Le Royaume-Uni voudrait-il que tout le monde parle une seule langue?

À Luton, à moins de 50 kilomètres au nord de Londres, sont utilisées chaque jour 122 langues différentes qui correspondent à autant de communautés ethniques présentes sur son territoire. Son histoire récente est jalonnée de vagues successives d’immigration étrangère expulsée du centre de la capitale de l’État vers des villes dortoirs au logement et au coût de la vie plus abordables.

Autour de son réseau de petits commerces, de bars et d’écoles, une véritable tour de Babel a su se mettre en place de manière spontanée et inorganique. Jusqu’à présent, elle ne semblait  pas s’écrouler sous le poids des déséquilibres produits par la crise économique et le délitement social conséquent. Afin que ses citadins puissent participer activement à la vie de la ville, tous les documents produits par le conseil municipal doivent être traduits à une des 122 langues à la demande des citoyens.

Pourtant, cette réalité est vouée à la disparition. Le Secrétaire d’État pour les Administrations Locales, Eric Pickles, à proposé d’abolir cette mesure à partir du 10 juin 2013. Bien sûr que ces services de traduction ou d’interprétation peuvent se justifier pour des situations d’urgence, mais je crains que sa généralisation –issue d’une interprétation erronée du droit à l’égalité et des Droits de l’Homme- ne soit futile”, a-t-il déclaré à la presse.

Tout en avouant vouloir réduire les dépenses de l’administration publique locale, Pickles veut mettre en alerte contre une pratique qui pourrait démobiliser l’intégration des immigrants dans la communauté britannique. “La traduction systématique n’incite pas les gens à apprendre la langue anglaise, or c’est ce qui leur permettrait le mieux de progresser  et ce qui apporterait le plus de cohésion à la communauté.

Cet homme politique conservateur oublie que l’intégration des immigrants dans une communauté en Europe ne passe pas seulement par l’économie et l’interaction sociale, mais surtout par sa capacité de s’informer et de jouir de ses droits dès le jour ù il commence une activité économique. Le monolingüisme est un outil peu adapté aux exigences d’un monde global  où chaque coin de la planète doit ou peut tirer profit de son interconnexion aux autres contrées du monde.
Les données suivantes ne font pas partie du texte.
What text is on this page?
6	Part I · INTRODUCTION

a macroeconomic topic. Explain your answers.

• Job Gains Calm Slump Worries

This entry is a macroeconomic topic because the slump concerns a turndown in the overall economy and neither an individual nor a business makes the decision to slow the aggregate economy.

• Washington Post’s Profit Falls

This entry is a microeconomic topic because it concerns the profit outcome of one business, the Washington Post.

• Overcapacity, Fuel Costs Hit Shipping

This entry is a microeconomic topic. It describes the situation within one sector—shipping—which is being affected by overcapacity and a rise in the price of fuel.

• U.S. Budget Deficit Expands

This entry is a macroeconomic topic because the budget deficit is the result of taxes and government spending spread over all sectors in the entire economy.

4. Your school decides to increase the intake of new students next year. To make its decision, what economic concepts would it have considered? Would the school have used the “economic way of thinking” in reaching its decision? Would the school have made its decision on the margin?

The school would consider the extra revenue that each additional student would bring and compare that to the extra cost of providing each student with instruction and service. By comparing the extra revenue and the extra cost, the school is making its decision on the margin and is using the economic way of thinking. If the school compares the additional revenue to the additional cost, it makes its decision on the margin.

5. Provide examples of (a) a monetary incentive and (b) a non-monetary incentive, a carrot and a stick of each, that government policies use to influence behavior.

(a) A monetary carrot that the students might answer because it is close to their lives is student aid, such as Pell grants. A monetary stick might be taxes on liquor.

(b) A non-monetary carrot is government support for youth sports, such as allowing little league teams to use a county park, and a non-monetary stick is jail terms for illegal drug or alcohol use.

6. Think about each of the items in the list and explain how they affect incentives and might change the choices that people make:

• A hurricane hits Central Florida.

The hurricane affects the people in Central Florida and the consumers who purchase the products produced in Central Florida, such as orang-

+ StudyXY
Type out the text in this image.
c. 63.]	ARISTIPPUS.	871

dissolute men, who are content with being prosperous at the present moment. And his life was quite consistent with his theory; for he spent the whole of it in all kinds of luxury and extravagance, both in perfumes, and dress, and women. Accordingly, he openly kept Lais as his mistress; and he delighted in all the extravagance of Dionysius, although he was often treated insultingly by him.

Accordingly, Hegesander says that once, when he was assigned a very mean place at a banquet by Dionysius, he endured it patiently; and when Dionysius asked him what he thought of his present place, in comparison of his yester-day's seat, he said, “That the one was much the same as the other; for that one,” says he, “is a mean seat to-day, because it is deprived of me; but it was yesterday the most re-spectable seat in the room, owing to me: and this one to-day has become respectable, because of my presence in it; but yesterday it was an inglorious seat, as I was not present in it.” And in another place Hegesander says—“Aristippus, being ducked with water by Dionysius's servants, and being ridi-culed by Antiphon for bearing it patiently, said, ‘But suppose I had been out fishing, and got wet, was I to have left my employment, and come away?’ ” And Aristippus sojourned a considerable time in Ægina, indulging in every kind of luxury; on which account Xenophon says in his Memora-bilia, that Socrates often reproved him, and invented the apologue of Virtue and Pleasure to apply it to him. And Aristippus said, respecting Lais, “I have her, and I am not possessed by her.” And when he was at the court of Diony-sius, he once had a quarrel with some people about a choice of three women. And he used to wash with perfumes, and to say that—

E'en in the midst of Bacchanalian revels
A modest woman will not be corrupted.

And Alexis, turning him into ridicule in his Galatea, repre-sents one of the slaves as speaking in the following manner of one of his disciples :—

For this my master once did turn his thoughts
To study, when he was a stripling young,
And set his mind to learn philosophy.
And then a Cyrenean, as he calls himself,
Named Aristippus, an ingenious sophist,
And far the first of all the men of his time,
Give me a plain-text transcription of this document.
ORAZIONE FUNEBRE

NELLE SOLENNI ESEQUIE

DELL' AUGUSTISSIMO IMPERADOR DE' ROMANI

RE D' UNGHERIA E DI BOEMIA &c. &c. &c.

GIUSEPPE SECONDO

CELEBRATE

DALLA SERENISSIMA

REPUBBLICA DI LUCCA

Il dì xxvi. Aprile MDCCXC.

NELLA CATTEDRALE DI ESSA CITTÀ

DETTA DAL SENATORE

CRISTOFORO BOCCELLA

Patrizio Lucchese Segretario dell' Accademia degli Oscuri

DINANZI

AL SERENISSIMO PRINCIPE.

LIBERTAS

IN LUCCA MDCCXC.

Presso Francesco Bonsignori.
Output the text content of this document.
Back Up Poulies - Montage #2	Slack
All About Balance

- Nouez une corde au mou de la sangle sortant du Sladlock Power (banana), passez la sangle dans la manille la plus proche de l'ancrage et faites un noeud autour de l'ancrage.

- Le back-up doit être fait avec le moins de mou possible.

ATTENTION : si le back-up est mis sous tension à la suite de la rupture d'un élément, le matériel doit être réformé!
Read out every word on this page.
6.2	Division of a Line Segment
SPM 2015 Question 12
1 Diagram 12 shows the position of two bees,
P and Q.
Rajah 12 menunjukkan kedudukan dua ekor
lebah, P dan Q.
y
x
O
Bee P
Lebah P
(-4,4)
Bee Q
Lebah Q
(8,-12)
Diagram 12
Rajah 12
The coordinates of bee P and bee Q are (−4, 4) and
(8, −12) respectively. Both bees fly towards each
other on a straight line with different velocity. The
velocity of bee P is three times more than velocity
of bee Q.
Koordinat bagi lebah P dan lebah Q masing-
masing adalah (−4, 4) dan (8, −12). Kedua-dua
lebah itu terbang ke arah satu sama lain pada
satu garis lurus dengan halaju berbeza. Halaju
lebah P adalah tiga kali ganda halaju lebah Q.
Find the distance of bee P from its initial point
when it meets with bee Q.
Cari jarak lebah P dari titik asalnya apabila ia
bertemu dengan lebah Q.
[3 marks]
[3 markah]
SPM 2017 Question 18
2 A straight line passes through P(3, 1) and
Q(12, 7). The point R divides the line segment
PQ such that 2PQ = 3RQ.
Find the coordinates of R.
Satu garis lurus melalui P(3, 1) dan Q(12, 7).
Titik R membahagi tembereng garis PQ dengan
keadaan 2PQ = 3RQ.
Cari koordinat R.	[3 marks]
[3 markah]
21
En outre, Pickles n’explique pas que ce sont les premières générations d’immigrants, adultes et encombrées d’obstacles pour maîtriser entièrement une langue étrangère, celles qui ont le plus besoin des services de traduction et d’interprétation pour pouvoir s’intégrer à l’étranger. En revanche, pour les générations suivantes, le multilingüisme s’impose de manière naturelle, sans efforts de la part du reste de la communauté.